Cons: Typically with financing, your monthly payments will be bigger than that of a lease. With your loan, there is usually interest involved as well, which means the overall final cost of the purchase will be higher than the advertised sticker price. There is also depreciation to consider. By the time you pay back your loan, the vehicle will suffer a fairly considerable loss of value, leaving the buyer paying more than the vehicle is worth. (Photo: SeedMidTN)
What is it?: Offering your old car to pay for (or partially pay for) a new car
Pros: Getting rid of your old clunker, for one. If you’ve been trying to offload a car to no avail, this is one way to do it. Another cool advantage is when you take ownership of the new car, the value of your old car is subtracted from the total price. The tax you pay will be applied to the reduced price, saving you a bit more in the end.
Cons: The value of your old vehicle is dependant on various factors, including but not limited to mileage, condition (mechanical and cosmetic), trim level and age. Though it is no doubt convenient, when you trade your car in, you will probably not be getting the best price for your old car. (Photo: Bill Selak)
What is it?: Swapping your used ride for a seller’s used ride
Pros: Ahh, the barter system. It’sjust the agreed upon items being exchanged. You’ll probably only get a chance to initiate a trade with a private seller, but this gives you more room for negotiating certain terms or conditions.

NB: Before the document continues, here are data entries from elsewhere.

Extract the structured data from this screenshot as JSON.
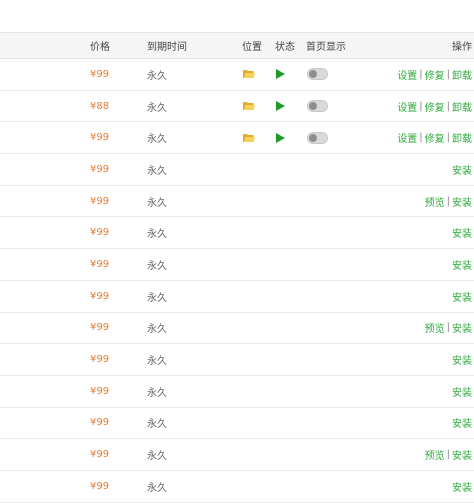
{
  "header": {
    "price": "价格",
    "expire": "到期时间",
    "location": "位置",
    "status": "状态",
    "homepage": "首页显示",
    "ops": "操作"
  },
  "labels": {
    "settings": "设置",
    "repair": "修复",
    "uninstall": "卸载",
    "preview": "预览",
    "install": "安装",
    "sep": "|"
  },
  "rows": [
    {
      "price": "¥99",
      "expire": "永久",
      "installed": true
    },
    {
      "price": "¥88",
      "expire": "永久",
      "installed": true
    },
    {
      "price": "¥99",
      "expire": "永久",
      "installed": true
    },
    {
      "price": "¥99",
      "expire": "永久",
      "installed": false,
      "preview": false
    },
    {
      "price": "¥99",
      "expire": "永久",
      "installed": false,
      "preview": true
    },
    {
      "price": "¥99",
      "expire": "永久",
      "installed": false,
      "preview": false
    },
    {
      "price": "¥99",
      "expire": "永久",
      "installed": false,
      "preview": false
    },
    {
      "price": "¥99",
      "expire": "永久",
      "installed": false,
      "preview": false
    },
    {
      "price": "¥99",
      "expire": "永久",
      "installed": false,
      "preview": true
    },
    {
      "price": "¥99",
      "expire": "永久",
      "installed": false,
      "preview": false
    },
    {
      "price": "¥99",
      "expire": "永久",
      "installed": false,
      "preview": false
    },
    {
      "price": "¥99",
      "expire": "永久",
      "installed": false,
      "preview": false
    },
    {
      "price": "¥99",
      "expire": "永久",
      "installed": false,
      "preview": true
    },
    {
      "price": "¥99",
      "expire": "永久",
      "installed": false,
      "preview": false
    }
  ],
  "colors": {
    "price": "#f07a2b",
    "link": "#2eaa3c",
    "folder": "#f0c24a",
    "play": "#1e9a2a"
  }
}
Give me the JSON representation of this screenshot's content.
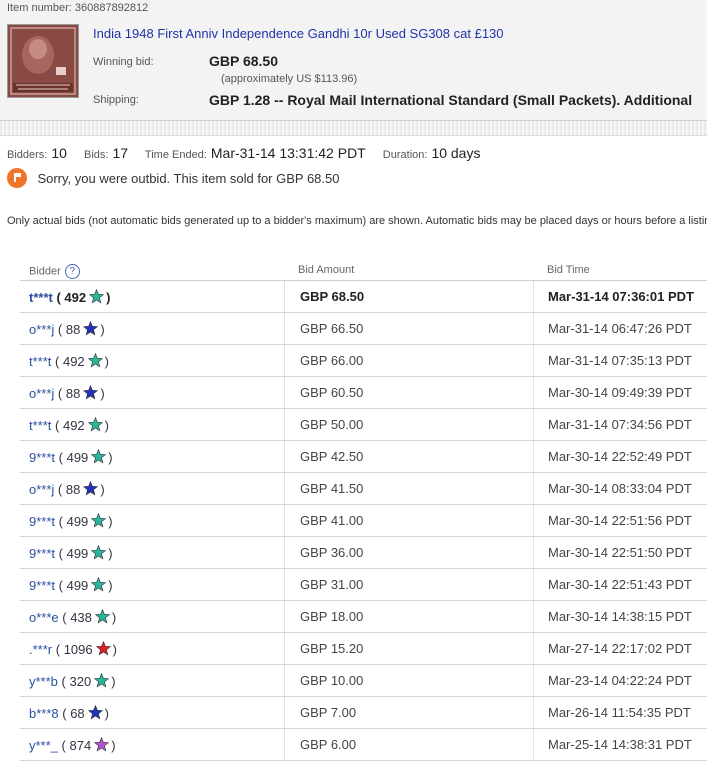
{
  "item": {
    "number_text": "Item number: 360887892812",
    "title": "India 1948 First Anniv Independence Gandhi 10r Used SG308 cat £130",
    "winning_bid_label": "Winning bid:",
    "winning_bid": "GBP 68.50",
    "winning_bid_approx": "(approximately US $113.96)",
    "shipping_label": "Shipping:",
    "shipping": "GBP 1.28 -- Royal Mail International Standard (Small Packets).  Additional"
  },
  "stats": {
    "bidders_label": "Bidders:",
    "bidders": "10",
    "bids_label": "Bids:",
    "bids": "17",
    "time_ended_label": "Time Ended:",
    "time_ended": "Mar-31-14 13:31:42 PDT",
    "duration_label": "Duration:",
    "duration": "10 days"
  },
  "outbid_message": "Sorry, you were outbid. This item sold for GBP 68.50",
  "note": "Only actual bids (not automatic bids generated up to a bidder's maximum) are shown. Automatic bids may be placed days or hours before a listing",
  "table": {
    "headers": {
      "bidder": "Bidder",
      "help": "?",
      "amount": "Bid Amount",
      "time": "Bid Time"
    },
    "rows": [
      {
        "name": "t***t",
        "score": "492",
        "star": "teal",
        "amount": "GBP 68.50",
        "time": "Mar-31-14 07:36:01 PDT"
      },
      {
        "name": "o***j",
        "score": "88",
        "star": "blue",
        "amount": "GBP 66.50",
        "time": "Mar-31-14 06:47:26 PDT"
      },
      {
        "name": "t***t",
        "score": "492",
        "star": "teal",
        "amount": "GBP 66.00",
        "time": "Mar-31-14 07:35:13 PDT"
      },
      {
        "name": "o***j",
        "score": "88",
        "star": "blue",
        "amount": "GBP 60.50",
        "time": "Mar-30-14 09:49:39 PDT"
      },
      {
        "name": "t***t",
        "score": "492",
        "star": "teal",
        "amount": "GBP 50.00",
        "time": "Mar-31-14 07:34:56 PDT"
      },
      {
        "name": "9***t",
        "score": "499",
        "star": "teal",
        "amount": "GBP 42.50",
        "time": "Mar-30-14 22:52:49 PDT"
      },
      {
        "name": "o***j",
        "score": "88",
        "star": "blue",
        "amount": "GBP 41.50",
        "time": "Mar-30-14 08:33:04 PDT"
      },
      {
        "name": "9***t",
        "score": "499",
        "star": "teal",
        "amount": "GBP 41.00",
        "time": "Mar-30-14 22:51:56 PDT"
      },
      {
        "name": "9***t",
        "score": "499",
        "star": "teal",
        "amount": "GBP 36.00",
        "time": "Mar-30-14 22:51:50 PDT"
      },
      {
        "name": "9***t",
        "score": "499",
        "star": "teal",
        "amount": "GBP 31.00",
        "time": "Mar-30-14 22:51:43 PDT"
      },
      {
        "name": "o***e",
        "score": "438",
        "star": "teal",
        "amount": "GBP 18.00",
        "time": "Mar-30-14 14:38:15 PDT"
      },
      {
        "name": ".***r",
        "score": "1096",
        "star": "red",
        "amount": "GBP 15.20",
        "time": "Mar-27-14 22:17:02 PDT"
      },
      {
        "name": "y***b",
        "score": "320",
        "star": "teal",
        "amount": "GBP 10.00",
        "time": "Mar-23-14 04:22:24 PDT"
      },
      {
        "name": "b***8",
        "score": "68",
        "star": "blue",
        "amount": "GBP 7.00",
        "time": "Mar-26-14 11:54:35 PDT"
      },
      {
        "name": "y***_",
        "score": "874",
        "star": "purple",
        "amount": "GBP 6.00",
        "time": "Mar-25-14 14:38:31 PDT"
      }
    ]
  },
  "colors": {
    "teal": "#2bb39b",
    "blue": "#2233bb",
    "red": "#dd2222",
    "purple": "#b055cc",
    "accent": "#f0742a"
  }
}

Cons: You’ll still have to pay the applicable fee that comes with transferring ownership of the vehicle to your name. You’ll also have to be extra cautious. Never make a trade for a vehicle you have not personally seen and inspected for yourself. (Photo: C.A Mullhaupt)
Volvo is among the first automakers to launch a subscription service for its vehicles, called Care by Volvo. You sign up to pay a fixed monthly fee that covers everything but gasoline (Yes! Insurance, wear and tear, tires and service, among other things) and Volvo hands you the keys to its XC40 or XC60 crossover to drive for a set term.